Teenage Fanclub - The Peel Sessions
I usually don’t stray too far from studio albums for One Band One Day, but on this occasion I’m very happy to make an exception for Teenage Fanclub’s Peel Sessions EP. Recorded in August 1990 and transmitted the following month, the EP was released in 1991, shortly before the band’s second (usual caveat: if you don’t count The King) album Bandwagonesque in November 1991.
The Peel Sessions EP captures Teenage Fanclub at a cross-roads between the murk of A Catholic Education and the gleaning glam leanings of Bandwagonesque. It’s the sound of a band unmistakably growing in confidence: listen to the way God Knows It’s True thunders along driven by the furious energy of the rhythm section, while Raymond McGinley’s guitar is promoted from incidental solos to genuine lead, as he takes the song’s melody and makes it his own. God Knows It’s True is one of two Norman Blake compositions on the EP, the other being Alcoholiday - the only one of the EP’s songs to appear a studio album (God Knows it’s True was released as a stand-alone single at the end of 1990, while So Far Gone was a b-side on that single, and Long Hair appeared as a b-side to The Concept).
The other two tracks, So Far Gone and Long Hair, were written by bass player Gerard Love. In time this song-writing split would be extended to include contributions from Raymond McGinley as the band gradually moved away from being dominated by Blake’s compositions.
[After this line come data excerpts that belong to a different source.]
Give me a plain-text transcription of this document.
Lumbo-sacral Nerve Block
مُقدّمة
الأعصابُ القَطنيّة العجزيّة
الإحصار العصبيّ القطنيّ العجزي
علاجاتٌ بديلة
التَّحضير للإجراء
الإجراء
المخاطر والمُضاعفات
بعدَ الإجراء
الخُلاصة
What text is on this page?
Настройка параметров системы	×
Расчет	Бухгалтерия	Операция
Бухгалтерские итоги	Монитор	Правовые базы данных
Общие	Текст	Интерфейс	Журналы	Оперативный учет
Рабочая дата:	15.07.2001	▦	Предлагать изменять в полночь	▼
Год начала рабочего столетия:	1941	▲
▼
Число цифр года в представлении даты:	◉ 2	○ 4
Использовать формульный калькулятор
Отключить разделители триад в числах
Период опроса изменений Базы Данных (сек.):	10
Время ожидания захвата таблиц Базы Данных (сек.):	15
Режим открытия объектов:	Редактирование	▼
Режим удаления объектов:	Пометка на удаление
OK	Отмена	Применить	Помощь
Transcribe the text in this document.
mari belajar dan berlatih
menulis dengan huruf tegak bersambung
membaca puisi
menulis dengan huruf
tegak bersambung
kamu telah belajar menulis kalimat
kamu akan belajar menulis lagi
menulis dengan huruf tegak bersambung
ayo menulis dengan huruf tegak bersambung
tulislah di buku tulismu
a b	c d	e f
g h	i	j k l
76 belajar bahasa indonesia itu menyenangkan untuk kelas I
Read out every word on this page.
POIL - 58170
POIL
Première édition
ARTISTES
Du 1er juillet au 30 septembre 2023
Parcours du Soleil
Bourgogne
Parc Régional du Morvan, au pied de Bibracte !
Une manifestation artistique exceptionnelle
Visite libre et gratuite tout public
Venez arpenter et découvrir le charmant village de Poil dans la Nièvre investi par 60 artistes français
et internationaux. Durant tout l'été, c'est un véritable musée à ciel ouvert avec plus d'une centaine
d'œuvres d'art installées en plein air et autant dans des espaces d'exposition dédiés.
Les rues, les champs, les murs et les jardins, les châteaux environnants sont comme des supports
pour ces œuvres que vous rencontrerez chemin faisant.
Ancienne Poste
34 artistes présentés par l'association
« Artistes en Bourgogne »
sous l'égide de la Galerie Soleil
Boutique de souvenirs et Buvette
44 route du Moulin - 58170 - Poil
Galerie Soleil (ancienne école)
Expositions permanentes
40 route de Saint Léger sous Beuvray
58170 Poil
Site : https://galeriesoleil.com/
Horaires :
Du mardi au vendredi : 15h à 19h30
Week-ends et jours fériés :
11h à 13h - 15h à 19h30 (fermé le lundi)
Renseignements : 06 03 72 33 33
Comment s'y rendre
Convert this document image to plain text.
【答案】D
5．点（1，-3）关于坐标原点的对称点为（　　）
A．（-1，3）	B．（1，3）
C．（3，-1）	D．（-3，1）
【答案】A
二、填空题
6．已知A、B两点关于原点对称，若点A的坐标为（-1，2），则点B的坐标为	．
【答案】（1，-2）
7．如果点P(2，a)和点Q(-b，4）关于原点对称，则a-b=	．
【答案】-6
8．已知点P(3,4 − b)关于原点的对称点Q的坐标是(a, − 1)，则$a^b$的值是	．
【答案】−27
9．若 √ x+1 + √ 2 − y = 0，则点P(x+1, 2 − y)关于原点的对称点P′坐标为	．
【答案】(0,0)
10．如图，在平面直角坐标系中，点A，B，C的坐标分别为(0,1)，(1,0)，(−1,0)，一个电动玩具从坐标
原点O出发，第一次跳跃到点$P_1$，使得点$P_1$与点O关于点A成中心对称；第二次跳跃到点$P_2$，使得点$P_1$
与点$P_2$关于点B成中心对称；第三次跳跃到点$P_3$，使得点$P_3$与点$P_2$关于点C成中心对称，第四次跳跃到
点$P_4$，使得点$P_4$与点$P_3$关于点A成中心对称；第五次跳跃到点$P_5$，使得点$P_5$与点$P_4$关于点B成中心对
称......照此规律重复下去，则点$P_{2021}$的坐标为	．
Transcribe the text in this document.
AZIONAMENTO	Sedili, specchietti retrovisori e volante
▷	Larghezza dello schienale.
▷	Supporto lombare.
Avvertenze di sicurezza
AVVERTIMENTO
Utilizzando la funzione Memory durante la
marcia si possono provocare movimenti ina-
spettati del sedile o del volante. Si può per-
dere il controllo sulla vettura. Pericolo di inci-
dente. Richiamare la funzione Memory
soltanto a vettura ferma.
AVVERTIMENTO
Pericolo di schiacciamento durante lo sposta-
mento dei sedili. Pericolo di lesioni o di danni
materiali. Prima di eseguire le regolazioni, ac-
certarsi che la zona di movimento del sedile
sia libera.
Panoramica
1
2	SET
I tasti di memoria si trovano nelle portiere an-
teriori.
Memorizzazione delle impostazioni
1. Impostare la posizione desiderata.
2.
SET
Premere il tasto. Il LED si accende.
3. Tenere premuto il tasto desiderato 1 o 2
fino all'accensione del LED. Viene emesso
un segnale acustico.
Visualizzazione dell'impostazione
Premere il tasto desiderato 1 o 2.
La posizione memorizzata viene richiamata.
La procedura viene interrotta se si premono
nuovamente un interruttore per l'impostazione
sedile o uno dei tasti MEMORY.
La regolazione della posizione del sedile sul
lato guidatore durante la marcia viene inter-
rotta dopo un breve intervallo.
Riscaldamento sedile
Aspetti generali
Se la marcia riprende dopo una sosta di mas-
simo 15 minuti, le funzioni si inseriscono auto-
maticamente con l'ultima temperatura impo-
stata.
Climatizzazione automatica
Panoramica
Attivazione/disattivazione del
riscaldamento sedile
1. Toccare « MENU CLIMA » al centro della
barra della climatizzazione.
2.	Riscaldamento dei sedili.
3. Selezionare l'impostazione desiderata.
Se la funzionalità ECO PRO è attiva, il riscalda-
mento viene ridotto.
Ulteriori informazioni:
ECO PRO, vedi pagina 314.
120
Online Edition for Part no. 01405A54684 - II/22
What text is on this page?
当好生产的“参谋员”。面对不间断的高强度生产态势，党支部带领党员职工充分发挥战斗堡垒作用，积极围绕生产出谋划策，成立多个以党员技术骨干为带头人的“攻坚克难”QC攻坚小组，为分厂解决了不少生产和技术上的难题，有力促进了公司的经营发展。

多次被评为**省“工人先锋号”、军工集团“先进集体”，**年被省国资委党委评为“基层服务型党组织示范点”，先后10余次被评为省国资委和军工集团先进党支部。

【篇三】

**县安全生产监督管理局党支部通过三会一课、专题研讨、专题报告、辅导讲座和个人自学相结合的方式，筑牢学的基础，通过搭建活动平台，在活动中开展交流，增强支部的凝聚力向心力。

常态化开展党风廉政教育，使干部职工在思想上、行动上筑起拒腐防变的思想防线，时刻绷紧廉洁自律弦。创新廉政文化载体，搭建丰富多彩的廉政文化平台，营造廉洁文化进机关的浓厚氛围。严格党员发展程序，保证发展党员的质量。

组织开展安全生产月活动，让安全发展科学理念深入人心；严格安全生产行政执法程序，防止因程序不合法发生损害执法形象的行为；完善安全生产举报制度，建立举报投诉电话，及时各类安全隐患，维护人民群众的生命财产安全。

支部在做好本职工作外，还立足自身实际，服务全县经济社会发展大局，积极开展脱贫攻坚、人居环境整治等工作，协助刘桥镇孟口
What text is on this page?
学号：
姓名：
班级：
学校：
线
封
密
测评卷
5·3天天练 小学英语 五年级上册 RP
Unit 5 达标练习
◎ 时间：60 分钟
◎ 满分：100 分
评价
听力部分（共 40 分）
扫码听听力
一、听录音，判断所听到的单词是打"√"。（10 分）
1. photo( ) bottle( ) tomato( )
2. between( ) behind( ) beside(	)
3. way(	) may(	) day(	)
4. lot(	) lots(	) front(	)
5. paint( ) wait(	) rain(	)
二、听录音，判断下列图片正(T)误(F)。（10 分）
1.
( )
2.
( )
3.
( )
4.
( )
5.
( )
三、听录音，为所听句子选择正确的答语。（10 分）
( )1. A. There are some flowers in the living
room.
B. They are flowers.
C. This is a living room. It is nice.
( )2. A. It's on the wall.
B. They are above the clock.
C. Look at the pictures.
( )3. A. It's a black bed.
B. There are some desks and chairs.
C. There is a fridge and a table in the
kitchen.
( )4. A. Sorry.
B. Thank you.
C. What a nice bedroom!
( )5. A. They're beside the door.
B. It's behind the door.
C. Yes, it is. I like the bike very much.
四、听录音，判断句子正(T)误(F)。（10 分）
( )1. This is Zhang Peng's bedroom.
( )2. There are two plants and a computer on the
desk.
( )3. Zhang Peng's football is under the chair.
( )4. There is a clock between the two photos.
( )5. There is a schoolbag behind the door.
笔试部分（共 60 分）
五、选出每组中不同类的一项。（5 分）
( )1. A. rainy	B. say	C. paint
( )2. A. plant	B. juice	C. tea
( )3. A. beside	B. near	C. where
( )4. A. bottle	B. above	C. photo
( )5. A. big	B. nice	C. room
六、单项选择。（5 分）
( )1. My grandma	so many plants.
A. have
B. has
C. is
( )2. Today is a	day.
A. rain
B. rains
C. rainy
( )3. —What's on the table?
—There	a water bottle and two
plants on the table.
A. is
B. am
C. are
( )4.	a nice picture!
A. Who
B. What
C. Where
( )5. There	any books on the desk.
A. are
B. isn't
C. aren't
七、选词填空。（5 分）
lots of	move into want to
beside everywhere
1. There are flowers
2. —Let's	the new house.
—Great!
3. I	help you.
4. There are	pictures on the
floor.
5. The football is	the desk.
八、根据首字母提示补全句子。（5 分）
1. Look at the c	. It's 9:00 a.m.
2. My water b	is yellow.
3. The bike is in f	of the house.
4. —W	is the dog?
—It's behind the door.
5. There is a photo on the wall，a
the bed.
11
Of Love’s two songs here, Long Hair is the pick - only two and a half minutes long including a generous fade-out but a great example of his ability to create magic out of simplicity. On So Far Gone he reveals himself as the clean-cut counterpoint to McGinley’s grungeyness, setting the vocals slightly higher for less of that slacker-vibe, more of the later, lighter Fannies sound.